EU Getting More Realistic About Coal Phase-Out

The Paris Agreement dictates that at some point the European Union will have to completely phase-out coal. While politicians were eager to accept this provision, there are many who were skeptical of the possibility and other who outright think it would be impossible.

For example, in Germany trade unions and energy companies ardently oppose the switch from coal power, as do those who work in the industry. In the wake of the 2017 German elections, in which Angela Merkel won a narrow victory, citizens are expecting some sort of provision to phase out coal in the new government coalition agreement.

Add to this the recent news that Italy has committed to phasing out coal, and it would seem Europe, ready or not, is beginning to act on their words.

Those working in the coal industry are worried, especially those who rely on mining for employment. Memories about the struggles involved with re-unification are still fresh, especially in the East as well as in the Ruhr area.

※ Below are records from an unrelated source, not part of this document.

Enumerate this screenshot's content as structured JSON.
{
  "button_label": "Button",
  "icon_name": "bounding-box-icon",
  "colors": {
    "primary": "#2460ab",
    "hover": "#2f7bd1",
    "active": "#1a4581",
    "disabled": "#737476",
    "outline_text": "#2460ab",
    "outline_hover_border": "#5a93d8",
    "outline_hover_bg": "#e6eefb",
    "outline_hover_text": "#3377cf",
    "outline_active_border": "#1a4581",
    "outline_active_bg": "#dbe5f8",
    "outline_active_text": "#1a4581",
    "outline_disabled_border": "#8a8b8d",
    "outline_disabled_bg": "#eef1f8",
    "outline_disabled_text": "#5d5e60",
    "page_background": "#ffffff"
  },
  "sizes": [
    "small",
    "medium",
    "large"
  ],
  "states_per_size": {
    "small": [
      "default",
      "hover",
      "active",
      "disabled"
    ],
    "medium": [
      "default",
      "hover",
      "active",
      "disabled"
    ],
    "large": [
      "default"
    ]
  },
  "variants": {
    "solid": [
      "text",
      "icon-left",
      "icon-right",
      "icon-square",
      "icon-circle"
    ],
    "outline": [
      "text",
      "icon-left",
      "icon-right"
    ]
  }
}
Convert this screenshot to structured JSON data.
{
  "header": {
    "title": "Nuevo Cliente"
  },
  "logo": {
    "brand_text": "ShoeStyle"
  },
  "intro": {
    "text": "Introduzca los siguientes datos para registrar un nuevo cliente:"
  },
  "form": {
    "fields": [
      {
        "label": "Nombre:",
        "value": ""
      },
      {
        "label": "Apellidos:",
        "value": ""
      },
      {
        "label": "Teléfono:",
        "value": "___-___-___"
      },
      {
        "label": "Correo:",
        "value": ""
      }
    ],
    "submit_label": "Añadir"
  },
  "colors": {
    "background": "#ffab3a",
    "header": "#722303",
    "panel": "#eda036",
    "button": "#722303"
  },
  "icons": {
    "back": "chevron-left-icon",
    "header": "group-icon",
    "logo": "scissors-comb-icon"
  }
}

During the rebuilding of Eastern Germany, many years of hard work and nearly countless Euros were spent to revive the area. Today it is clear the project was a success, but the toil and hardship survived by the people there stand as a strong signal of just how bad things could get for coal miners.

The single largest issue, according to a policy advisor for E3G’s Berlin office, Jonathan Schwartzkopff, would be job creation. Sustainability in the Ruhr and in Eastern Germany has only been attained through growth in the employment rates in those areas.

Policy makers in Germany and throughout Europe must remember the cash injection the German coal industry got in 1973, during the oil crisis. The few jobs created were not sustainable, and eventually the industry had to cut those same jobs again.

For places such as Italy who are tackling the coal phase out, they must remember to act, not re-act. By funneling money into schemes that do not solve underlying issues, only surface ones, they would be wasting finances and also hurting citizens in the process.

With European Parliamentary elections due in 2019, just after Brexit, EU voters will have to keenly monitor the coal situation. The election will also give the EU, and their member-states, the time to sort out their priorities and create a lasting plan for the phase out of coal.